Unnamed: 0,Missing Values,Percentage
TIDF Compliance,198898,99.999
Voluntary Soft-Story Retrofit,198865,99.9824
Unit Suffix,196939,99.0141
Street Number Suffix,196684,98.8859
Site Permit,193541,97.3057
Structural Notification,191978,96.5199
Fire Only Permit,180073,90.5344
Unit,169421,85.179
Completed Date,101709,51.1357
Permit Expiration Date,51880,26.0835


## 4. Examining Mixed-Type Columns

From our previous analysis, we identified columns 22 and 32 as having mixed types. Let's investigate these specifically.

In [None]:
# Get the column names at positions 22 and 32
col_22 = df.columns[22]
col_32 = df.columns[32]
print(f"Column 22: {col_22}")
print(f"Column 32: {col_32}")

In [None]:
# Examine column 22
print("\nColumn 22 data type:", df[col_22].dtype)
print("\nSample values:")
print(df[col_22].head())
print("\nUnique values (first 20):")
print(df[col_22].unique()[:20])
print(f"\nTotal unique values: {df[col_22].nunique()}")

In [None]:
# Examine column 32
print("\nColumn 32 data type:", df[col_32].dtype)
print("\nSample values:")
print(df[col_32].head())
print("\nUnique values (first 20):")
print(df[col_32].unique()[:20])
print(f"\nTotal unique values: {df[col_32].nunique()}")

## 5. Data Cleaning

Based on our inspection, we'll now clean the dataset by addressing missing values, handling mixed types, and correcting data inconsistencies.

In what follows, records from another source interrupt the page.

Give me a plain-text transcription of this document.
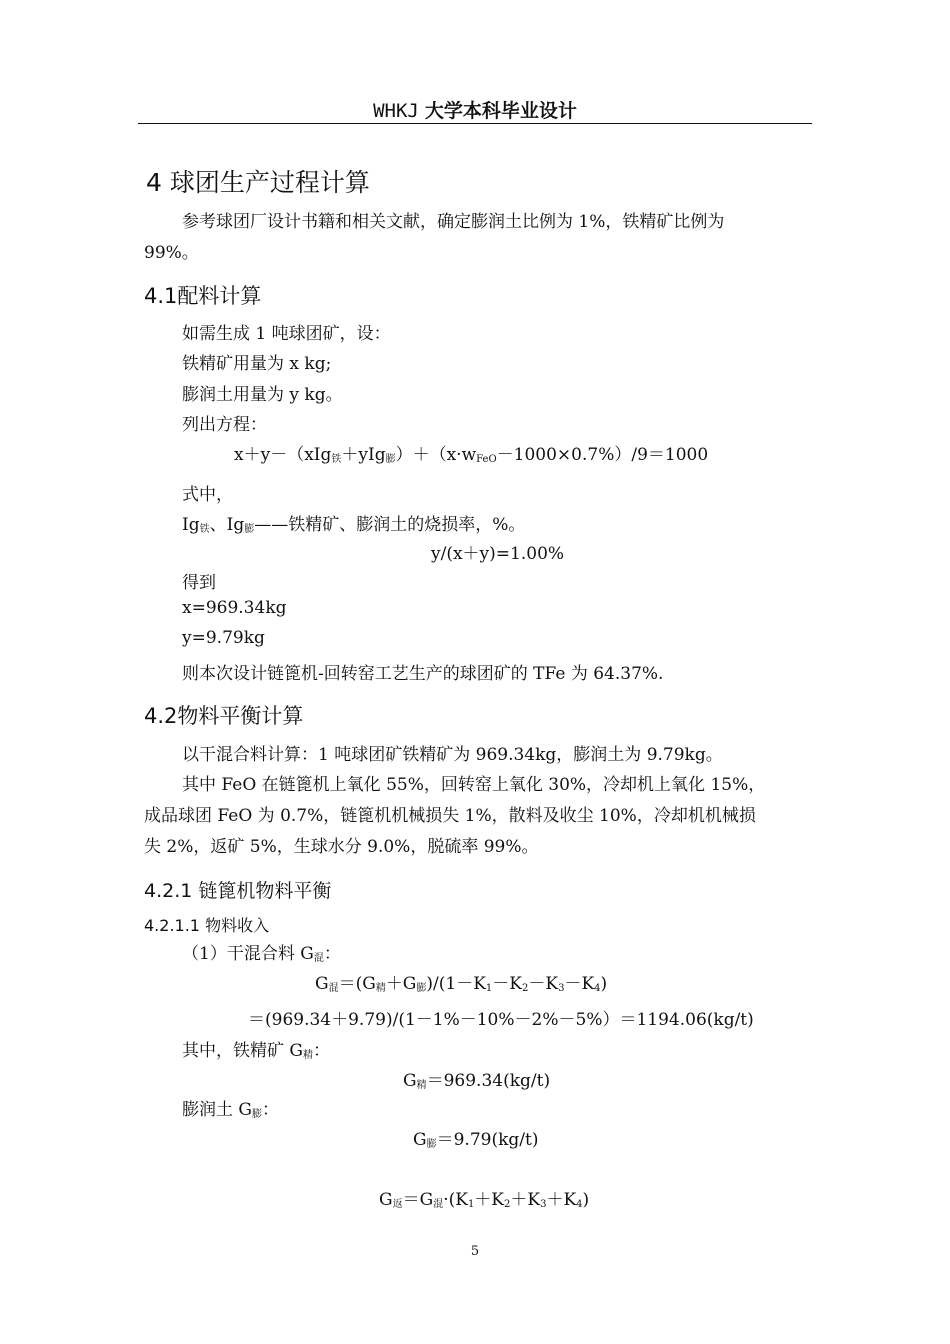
WHKJ 大学本科毕业设计
4 球团生产过程计算
参考球团厂设计书籍和相关文献，确定膨润土比例为 1%，铁精矿比例为
99%。
4.1配料计算
如需生成 1 吨球团矿，设：
铁精矿用量为 x kg;
膨润土用量为 y kg。
列出方程：
$x+y-(xIg_铁+yIg_膨)+(x\cdot w_{FeO}-1000\times 0.7\%)/9=1000$
式中，
$Ig_铁$、$Ig_膨——$铁精矿、膨润土的烧损率，%。
y/(x＋y)=1.00%
得到
x=969.34kg
y=9.79kg
则本次设计链篦机-回转窑工艺生产的球团矿的 TFe 为 64.37%.
4.2物料平衡计算
以干混合料计算：1 吨球团矿铁精矿为 969.34kg，膨润土为 9.79kg。
其中 FeO 在链篦机上氧化 55%，回转窑上氧化 30%，冷却机上氧化 15%，
成品球团 FeO 为 0.7%，链篦机机械损失 1%，散料及收尘 10%，冷却机机械损
失 2%，返矿 5%，生球水分 9.0%，脱硫率 99%。
4.2.1 链篦机物料平衡
4.2.1.1 物料收入
（1）干混合料 $G_混$：
$G_混=(G_精+G_膨)/(1-K_1-K_2-K_3-K_4)$
＝(969.34＋9.79)/(1－1%－10%－2%－5%）＝1194.06(kg/t)
其中，铁精矿 $G_精$：
$G_精=969.34(kg/t)$
膨润土 $G_膨$：
$G_膨=9.79(kg/t)$
$G_返=G_混\cdot(K_1+K_2+K_3+K_4)$
5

### 5.1 Fixing Mixed-Type Columns

We'll convert the problematic columns to appropriate data types.

In [None]:
# Create a copy of the dataframe to avoid modifying the original
df_clean = df.copy()

# Convert the mixed-type columns to string for consistency
df_clean[col_22] = df_clean[col_22].astype(str)
df_clean[col_32] = df_clean[col_32].astype(str)

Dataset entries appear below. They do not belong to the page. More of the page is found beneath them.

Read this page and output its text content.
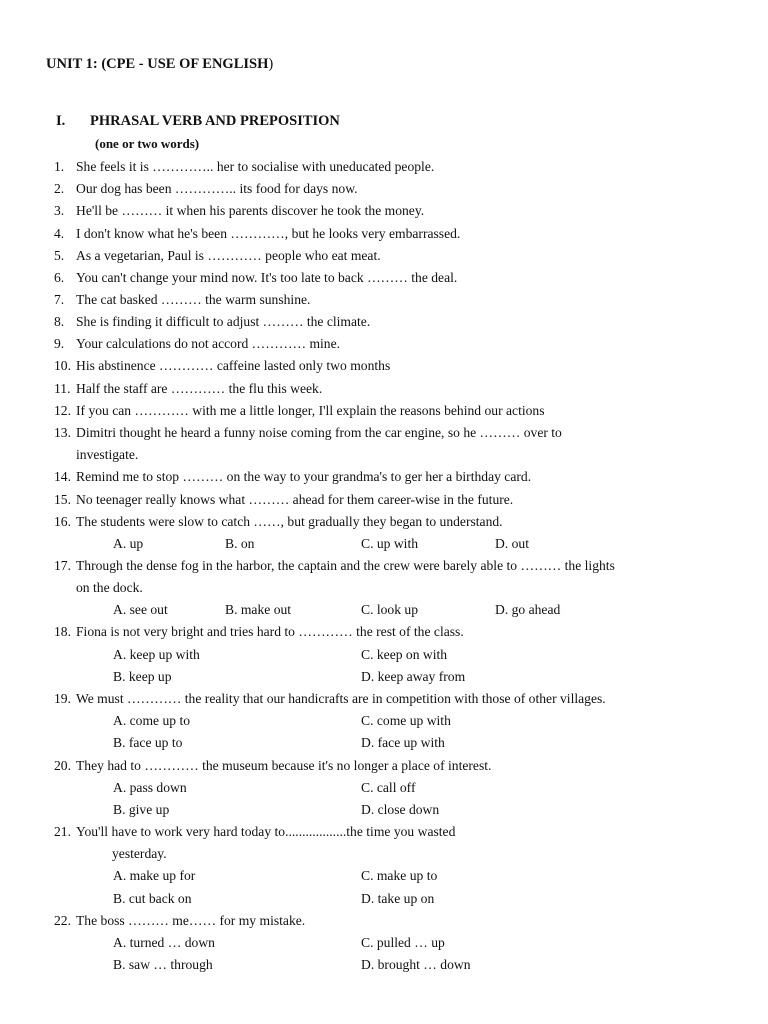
UNIT 1: (CPE - USE OF ENGLISH)
I. PHRASAL VERB AND PREPOSITION
(one or two words)
1. She feels it is ………….. her to socialise with uneducated people.
2. Our dog has been ………….. its food for days now.
3. He'll be ……… it when his parents discover he took the money.
4. I don't know what he's been …………, but he looks very embarrassed.
5. As a vegetarian, Paul is ………… people who eat meat.
6. You can't change your mind now. It's too late to back ……… the deal.
7. The cat basked ……… the warm sunshine.
8. She is finding it difficult to adjust ……… the climate.
9. Your calculations do not accord ………… mine.
10. His abstinence ………… caffeine lasted only two months
11. Half the staff are ………… the flu this week.
12. If you can ………… with me a little longer, I'll explain the reasons behind our actions
13. Dimitri thought he heard a funny noise coming from the car engine, so he ……… over to
investigate.
14. Remind me to stop ……… on the way to your grandma's to ger her a birthday card.
15. No teenager really knows what ……… ahead for them career-wise in the future.
16. The students were slow to catch ……, but gradually they began to understand.
A. up	B. on	C. up with	D. out
17. Through the dense fog in the harbor, the captain and the crew were barely able to ……… the lights
on the dock.
A. see out	B. make out	C. look up	D. go ahead
18. Fiona is not very bright and tries hard to ………… the rest of the class.
A. keep up with	C. keep on with
B. keep up	D. keep away from
19. We must ………… the reality that our handicrafts are in competition with those of other villages.
A. come up to	C. come up with
B. face up to	D. face up with
20. They had to ………… the museum because it's no longer a place of interest.
A. pass down	C. call off
B. give up	D. close down
21. You'll have to work very hard today to..................the time you wasted
yesterday.
A. make up for	C. make up to
B. cut back on	D. take up on
22. The boss ……… me…… for my mistake.
A. turned … down	C. pulled … up
B. saw … through	D. brought … down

# Replace 'nan' strings with actual NaN values
df_clean.replace('nan', np.nan, inplace=True)
df_clean.replace('None', np.nan, inplace=True)

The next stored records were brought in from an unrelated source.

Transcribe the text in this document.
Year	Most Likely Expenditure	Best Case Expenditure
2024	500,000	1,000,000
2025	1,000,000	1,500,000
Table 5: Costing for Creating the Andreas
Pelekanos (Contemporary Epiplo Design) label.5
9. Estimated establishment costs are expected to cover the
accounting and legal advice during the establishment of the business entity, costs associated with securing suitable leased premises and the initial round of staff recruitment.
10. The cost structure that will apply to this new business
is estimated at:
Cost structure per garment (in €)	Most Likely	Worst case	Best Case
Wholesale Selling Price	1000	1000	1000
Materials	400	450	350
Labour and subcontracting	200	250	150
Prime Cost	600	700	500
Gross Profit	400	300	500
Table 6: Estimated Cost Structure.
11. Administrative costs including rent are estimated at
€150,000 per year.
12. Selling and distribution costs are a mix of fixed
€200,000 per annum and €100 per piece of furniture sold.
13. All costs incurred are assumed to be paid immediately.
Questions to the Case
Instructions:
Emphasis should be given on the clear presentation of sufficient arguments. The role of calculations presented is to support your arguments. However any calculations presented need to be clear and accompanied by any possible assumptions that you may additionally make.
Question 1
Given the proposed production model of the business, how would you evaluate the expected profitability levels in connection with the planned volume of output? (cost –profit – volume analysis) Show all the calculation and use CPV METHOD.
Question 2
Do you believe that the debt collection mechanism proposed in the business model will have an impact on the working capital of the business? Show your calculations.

### 5.2 Converting Date Columns

In [None]:
# Identify date columns (this is an example - adjust based on your actual date columns)
date_columns = [col for col in df_clean.columns if 'DATE' in col.upper() or 'FILED' in col.upper()]
print(f"Potential date columns: {date_columns}")

# Convert date columns to datetime format
for col in date_columns:
    try:
        df_clean[col] = pd.to_datetime(df_clean[col], errors='coerce')
        print(f"Successfully converted {col} to datetime")
    except Exception as e:
        print(f"Could not convert {col}: {e}")

### 5.3 Handling Missing Values

We'll handle missing values based on the context of each column.

In [None]:
# Count missing values after initial cleaning
missing_after_cleaning = df_clean.isnull().sum()
missing_percent_after = (missing_after_cleaning / len(df_clean)) * 100

missing_info_after = pd.DataFrame({
    'Missing Values': missing_after_cleaning,
    'Percentage': missing_percent_after
})

# Display columns with missing values (more than 0)
missing_cols = missing_info_after[missing_info_after['Missing Values'] > 0].sort_values('Percentage', ascending=False)
missing_cols

In [None]:
# Strategy for handling missing values
# 1. Drop columns with too many missing values (e.g., >90%)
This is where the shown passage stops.